Ses conceptions mécanistes l'incitent, en fait, à tenter de reproduire en laboratoire les phénomènes vitaux. Dès 1892, il se lance dans des expériences de parthénogenèse, c'est-à-dire de reproduction sans intervention d'un mâle dans une espèce caractérisée par l'existence de deux sexes. On cherche alors à savoir quel est le mode d'action du spermatozoïde et quelle puissance il détient pour tirer l'œuf de sa léthargie. Jacques Loeb espère que le recours à la parthénogenèse artificielle, c'est-à-dire le remplacement de l'action du spermatozoïde par celle de certains agents physiques et chimiques, permettra d'élucider dans une certaine mesure le processus de la fécondation.

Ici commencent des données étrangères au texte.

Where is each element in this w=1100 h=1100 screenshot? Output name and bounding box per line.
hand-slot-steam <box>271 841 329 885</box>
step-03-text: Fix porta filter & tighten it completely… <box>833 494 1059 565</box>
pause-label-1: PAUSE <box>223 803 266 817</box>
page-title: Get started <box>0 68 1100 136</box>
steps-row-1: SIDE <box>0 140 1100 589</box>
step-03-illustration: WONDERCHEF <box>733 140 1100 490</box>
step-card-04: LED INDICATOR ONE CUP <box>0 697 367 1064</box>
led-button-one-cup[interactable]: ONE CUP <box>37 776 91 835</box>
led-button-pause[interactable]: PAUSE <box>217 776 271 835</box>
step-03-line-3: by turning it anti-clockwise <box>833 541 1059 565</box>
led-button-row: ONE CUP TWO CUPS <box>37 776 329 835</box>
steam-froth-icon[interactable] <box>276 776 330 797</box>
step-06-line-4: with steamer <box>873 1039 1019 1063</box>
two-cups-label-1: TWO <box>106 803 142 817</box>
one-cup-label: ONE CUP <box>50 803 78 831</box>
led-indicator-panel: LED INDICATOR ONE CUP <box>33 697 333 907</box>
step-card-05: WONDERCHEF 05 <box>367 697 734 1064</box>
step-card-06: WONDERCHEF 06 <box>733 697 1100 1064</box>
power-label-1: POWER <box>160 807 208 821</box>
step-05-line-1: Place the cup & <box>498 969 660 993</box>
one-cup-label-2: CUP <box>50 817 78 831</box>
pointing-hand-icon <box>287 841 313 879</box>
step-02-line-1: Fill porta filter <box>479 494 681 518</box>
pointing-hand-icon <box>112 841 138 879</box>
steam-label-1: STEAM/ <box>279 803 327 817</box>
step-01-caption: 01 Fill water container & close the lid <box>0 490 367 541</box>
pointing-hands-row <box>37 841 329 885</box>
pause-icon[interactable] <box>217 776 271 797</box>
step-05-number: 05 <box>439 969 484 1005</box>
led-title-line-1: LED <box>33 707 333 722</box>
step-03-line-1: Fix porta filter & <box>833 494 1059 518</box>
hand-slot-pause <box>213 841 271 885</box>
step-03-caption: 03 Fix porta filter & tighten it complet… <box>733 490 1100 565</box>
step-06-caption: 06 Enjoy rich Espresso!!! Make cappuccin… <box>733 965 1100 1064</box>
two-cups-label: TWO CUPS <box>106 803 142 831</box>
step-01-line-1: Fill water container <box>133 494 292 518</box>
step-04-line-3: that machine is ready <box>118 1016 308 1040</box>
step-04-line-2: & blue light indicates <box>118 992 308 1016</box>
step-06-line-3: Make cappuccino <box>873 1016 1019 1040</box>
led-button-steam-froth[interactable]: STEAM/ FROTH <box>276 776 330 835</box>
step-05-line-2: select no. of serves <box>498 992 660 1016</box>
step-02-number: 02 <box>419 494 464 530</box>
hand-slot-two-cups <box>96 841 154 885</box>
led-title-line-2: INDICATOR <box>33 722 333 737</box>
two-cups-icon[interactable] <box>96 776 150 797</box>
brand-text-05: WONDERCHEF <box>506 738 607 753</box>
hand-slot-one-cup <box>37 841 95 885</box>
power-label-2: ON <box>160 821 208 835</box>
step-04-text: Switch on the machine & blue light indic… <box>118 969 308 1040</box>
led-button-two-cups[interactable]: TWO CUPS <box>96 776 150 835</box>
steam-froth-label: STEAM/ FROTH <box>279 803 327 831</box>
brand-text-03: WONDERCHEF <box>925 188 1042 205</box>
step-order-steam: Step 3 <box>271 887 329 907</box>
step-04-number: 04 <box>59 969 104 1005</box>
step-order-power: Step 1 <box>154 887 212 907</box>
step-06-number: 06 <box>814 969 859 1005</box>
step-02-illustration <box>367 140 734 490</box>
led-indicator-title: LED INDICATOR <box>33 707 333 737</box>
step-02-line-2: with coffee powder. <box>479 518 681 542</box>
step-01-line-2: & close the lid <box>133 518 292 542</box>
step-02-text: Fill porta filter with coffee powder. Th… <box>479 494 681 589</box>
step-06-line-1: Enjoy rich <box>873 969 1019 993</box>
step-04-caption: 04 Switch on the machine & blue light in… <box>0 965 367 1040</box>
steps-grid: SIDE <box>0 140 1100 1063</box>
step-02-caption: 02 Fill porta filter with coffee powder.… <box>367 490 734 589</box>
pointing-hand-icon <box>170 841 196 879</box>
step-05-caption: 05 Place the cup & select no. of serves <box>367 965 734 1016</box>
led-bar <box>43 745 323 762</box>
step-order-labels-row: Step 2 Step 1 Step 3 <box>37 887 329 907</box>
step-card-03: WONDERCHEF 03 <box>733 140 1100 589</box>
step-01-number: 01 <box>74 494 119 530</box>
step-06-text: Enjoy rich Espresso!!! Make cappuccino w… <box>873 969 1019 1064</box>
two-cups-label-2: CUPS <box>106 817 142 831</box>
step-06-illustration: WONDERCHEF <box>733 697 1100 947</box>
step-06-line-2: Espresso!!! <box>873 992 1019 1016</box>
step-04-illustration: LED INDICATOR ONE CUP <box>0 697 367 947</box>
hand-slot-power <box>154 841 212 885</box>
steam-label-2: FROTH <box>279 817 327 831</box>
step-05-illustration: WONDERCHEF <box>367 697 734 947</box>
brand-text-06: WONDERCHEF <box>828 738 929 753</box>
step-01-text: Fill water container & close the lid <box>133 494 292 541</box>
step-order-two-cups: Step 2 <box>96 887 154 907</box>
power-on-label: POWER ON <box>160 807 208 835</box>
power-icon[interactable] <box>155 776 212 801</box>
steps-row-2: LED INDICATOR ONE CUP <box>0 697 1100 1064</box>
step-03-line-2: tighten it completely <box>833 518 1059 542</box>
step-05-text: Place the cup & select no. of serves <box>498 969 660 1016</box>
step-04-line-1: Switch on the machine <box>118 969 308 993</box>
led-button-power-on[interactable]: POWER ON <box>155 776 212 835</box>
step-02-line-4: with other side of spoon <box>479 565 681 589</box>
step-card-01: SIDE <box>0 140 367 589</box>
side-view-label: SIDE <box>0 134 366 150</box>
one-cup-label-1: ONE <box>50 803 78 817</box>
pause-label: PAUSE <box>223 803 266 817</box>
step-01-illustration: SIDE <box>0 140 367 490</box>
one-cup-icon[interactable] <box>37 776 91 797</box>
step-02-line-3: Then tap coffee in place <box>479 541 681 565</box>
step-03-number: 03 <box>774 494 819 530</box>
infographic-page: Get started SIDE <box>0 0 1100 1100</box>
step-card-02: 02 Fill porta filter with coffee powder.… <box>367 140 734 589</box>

Après plusieurs années de tâtonnement, il obtient, en plongeant des œufs vierges d'oursin dans de l'eau de mer rendue hypertonique par l'addition de chlorure de magnésium, non seulement tout un développement embryonnaire complet, mais des larves normalement constituées. Cette découverte a un retentissement des plus considérables puisque, pour la première fois, on devient maître d'initier par des procédés de laboratoire le phénomène de la fécondation. Elle est d'abord contestée. Certains refusent d'admettre l'existence des « citoyens chimiques » et s'appliquent à prouver que les larves obtenues résultent, en fait, d'une parthénogenèse naturelle. « Si vraiment les œufs mis en expérience provenaient d'une femelle non parthénogénétique, les larves obtenues par Loeb descendraient, pour employer le langage vulgaire, de Mme Oursin et de M. Chlorure de magnésium » affirme, en 1901, l'un de ses détracteurs. Cependant, les expériences de ce dernier ne vont pas tarder à être confirmées par d'autres chercheurs. Bientôt, on obtient le développement de l'œuf vierge chez beaucoup de formes animales et par des procédés divers.

Surtout connu pour ses travaux de parthénogenèse, Jacques Loeb a également abordé bien d'autres problèmes de la biologie, tels ceux de la croissance, de la physiologie du cerveau, de la régénération des tissus ou encore celui des protéines et des phénomènes colloïdaux. En dépit de quelques erreurs d'interprétation et de certaines extrapolations abusives, l'impact de ses recherches, à long terme, s'est révélé, dans l'ensemble, largement positif.